MEDAN _ Anggota Komisi I Dewan Perwakilan Rakyat Daerah (DPRD) Medan Abdul Rani SH menegaskan, pemberlakukan denda keterlambatan mengurus akta lahir merupakan wujud tertib administrasi dan terbangunnya database kependudukan.
“Jadi sanksi administrasi secara filosofi hanya mengedepankan efek jera, bukan untuk menggali Pendapatan Asli Daerah (PAD). Denda itu agar tertib administrasi dan terbangunnya database kependudukan,” kata Abdul Rani di gedung Dewan Jalan Kapten Maulana Lubis Medan, Jumat (8/1/2021).
Disamping itu, katanya, Perda Administrasi Kependudukan yang telah disahkan, 30 Desember 2020 lalu, bertujuan menumbuhkembangkan kesadaran masyarakat dalam menyelesaikan urusan administrasi kependudukan serta meningkatkan efektivitas pelayanan penyelenggaraan urusan administrasi kependudukan dan pengembangan Siak (sistem informasi administrasi kependudukan) kepada masyarakat.
Perda tersebut juga termaktub dalam UU No.24/2013 tentang Administrasi Kependudukan yang merupakan penjabaran amanat pasal 26 ayat 3 UUD 1945 yang bertujuan untuk mewujudkan tertib administrasi kependudukan dengan terbangunnya database kependudukan secara nasional serta keabsahan dan kebenaran atas dokumen kependudukan yang diterbitkan.

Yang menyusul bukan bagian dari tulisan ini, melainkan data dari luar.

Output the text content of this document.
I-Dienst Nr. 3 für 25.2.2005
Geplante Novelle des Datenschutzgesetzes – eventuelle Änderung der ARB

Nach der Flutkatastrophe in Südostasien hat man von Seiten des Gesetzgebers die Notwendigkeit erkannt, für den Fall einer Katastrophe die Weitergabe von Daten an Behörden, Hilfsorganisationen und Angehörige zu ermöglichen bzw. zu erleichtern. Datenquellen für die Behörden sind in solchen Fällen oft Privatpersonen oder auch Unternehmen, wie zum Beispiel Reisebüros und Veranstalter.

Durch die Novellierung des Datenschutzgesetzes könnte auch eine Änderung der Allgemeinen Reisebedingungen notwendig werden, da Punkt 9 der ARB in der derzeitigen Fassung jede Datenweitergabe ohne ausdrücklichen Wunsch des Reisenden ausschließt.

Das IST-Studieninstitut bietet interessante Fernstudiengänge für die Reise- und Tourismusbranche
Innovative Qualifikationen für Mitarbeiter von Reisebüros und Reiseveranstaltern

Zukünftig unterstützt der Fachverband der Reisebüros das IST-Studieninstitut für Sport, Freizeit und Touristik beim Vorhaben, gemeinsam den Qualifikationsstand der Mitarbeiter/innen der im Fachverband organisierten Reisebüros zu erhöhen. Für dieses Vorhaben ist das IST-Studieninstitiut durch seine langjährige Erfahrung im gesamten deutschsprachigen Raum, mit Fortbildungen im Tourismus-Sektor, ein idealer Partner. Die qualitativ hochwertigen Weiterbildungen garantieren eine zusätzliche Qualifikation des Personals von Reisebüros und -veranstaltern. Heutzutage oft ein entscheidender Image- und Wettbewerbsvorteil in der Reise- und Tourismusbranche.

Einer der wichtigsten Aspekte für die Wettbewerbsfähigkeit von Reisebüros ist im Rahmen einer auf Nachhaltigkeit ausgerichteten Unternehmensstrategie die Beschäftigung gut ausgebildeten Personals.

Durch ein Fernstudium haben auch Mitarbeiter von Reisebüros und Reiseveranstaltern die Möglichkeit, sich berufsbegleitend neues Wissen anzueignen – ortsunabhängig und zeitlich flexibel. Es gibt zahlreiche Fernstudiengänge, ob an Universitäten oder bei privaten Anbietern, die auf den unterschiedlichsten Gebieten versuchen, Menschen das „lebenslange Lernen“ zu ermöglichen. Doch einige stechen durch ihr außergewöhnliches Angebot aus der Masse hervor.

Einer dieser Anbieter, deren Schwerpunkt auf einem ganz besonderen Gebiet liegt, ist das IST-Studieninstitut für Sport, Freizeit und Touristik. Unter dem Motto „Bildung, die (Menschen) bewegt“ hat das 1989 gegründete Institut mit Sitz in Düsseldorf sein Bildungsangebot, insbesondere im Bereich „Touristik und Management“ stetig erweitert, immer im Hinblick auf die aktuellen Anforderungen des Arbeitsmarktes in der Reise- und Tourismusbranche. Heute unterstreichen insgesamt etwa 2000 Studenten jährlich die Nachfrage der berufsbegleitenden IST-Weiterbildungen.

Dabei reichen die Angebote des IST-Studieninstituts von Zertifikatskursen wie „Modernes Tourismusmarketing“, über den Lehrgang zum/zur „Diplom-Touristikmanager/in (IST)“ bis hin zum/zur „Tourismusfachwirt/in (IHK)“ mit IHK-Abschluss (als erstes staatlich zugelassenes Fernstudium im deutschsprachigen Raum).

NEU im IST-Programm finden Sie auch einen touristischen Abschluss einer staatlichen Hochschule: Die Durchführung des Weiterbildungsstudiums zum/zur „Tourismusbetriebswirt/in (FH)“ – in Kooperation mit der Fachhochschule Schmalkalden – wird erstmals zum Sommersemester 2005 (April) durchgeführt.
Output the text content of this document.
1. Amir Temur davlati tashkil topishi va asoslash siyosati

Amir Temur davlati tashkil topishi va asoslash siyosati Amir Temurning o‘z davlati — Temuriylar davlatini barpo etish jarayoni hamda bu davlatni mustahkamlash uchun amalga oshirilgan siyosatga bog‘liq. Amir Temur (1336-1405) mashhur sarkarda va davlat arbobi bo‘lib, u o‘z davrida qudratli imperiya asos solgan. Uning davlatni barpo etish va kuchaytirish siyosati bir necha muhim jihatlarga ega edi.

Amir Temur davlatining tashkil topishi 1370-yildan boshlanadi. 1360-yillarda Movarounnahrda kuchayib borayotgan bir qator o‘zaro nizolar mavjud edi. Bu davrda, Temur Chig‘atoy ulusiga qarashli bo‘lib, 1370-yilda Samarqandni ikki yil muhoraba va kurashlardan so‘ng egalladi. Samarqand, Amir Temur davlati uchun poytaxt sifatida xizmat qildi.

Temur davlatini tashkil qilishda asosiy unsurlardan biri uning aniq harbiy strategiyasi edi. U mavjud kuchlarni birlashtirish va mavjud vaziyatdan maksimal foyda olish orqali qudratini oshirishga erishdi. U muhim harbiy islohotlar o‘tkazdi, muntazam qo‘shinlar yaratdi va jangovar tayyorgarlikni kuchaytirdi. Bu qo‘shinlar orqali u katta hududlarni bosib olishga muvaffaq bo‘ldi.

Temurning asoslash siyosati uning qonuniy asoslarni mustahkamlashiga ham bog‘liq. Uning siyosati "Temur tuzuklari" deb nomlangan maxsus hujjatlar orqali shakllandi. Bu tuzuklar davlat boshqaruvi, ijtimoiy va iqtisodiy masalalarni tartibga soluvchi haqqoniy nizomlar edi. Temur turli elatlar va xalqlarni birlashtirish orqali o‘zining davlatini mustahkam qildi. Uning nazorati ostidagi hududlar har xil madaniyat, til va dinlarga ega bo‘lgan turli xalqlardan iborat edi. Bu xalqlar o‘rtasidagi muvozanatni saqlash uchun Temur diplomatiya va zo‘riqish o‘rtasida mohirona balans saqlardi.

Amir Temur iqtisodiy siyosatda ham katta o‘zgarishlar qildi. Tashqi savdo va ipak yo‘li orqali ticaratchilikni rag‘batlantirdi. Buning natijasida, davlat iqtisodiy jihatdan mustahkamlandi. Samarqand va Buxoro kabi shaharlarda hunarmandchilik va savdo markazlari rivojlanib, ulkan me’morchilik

“Justru saat pembahasan Raperda denda sebesar Rp100 ribu tersebut sangat sudah maksimal. Tidak boleh dikurangi, dan kalau bisa ditambah lagi jumlahnya. Malah kita juga mengusulkan denda ratusan juta rupiah bagi yang memalsukan data kependudukan,” kata politisi PPP ini.
Dikatakan, administrasi kependudukan merupakan suatu sistem yang menjadi tugas negara untuk dapat memberikan pemenuhan atas hak-hak administratif penduduk dalam pelayanan publik.
Selain itu, tambah Abdul Rani, juga memberikan perlindungan yang berkenaan dengan penerbitan dokumen kependudukan tanpa adanya perlakuan yang diskriminatif melalui peran aktif pemerintah dan pemerintah daerah.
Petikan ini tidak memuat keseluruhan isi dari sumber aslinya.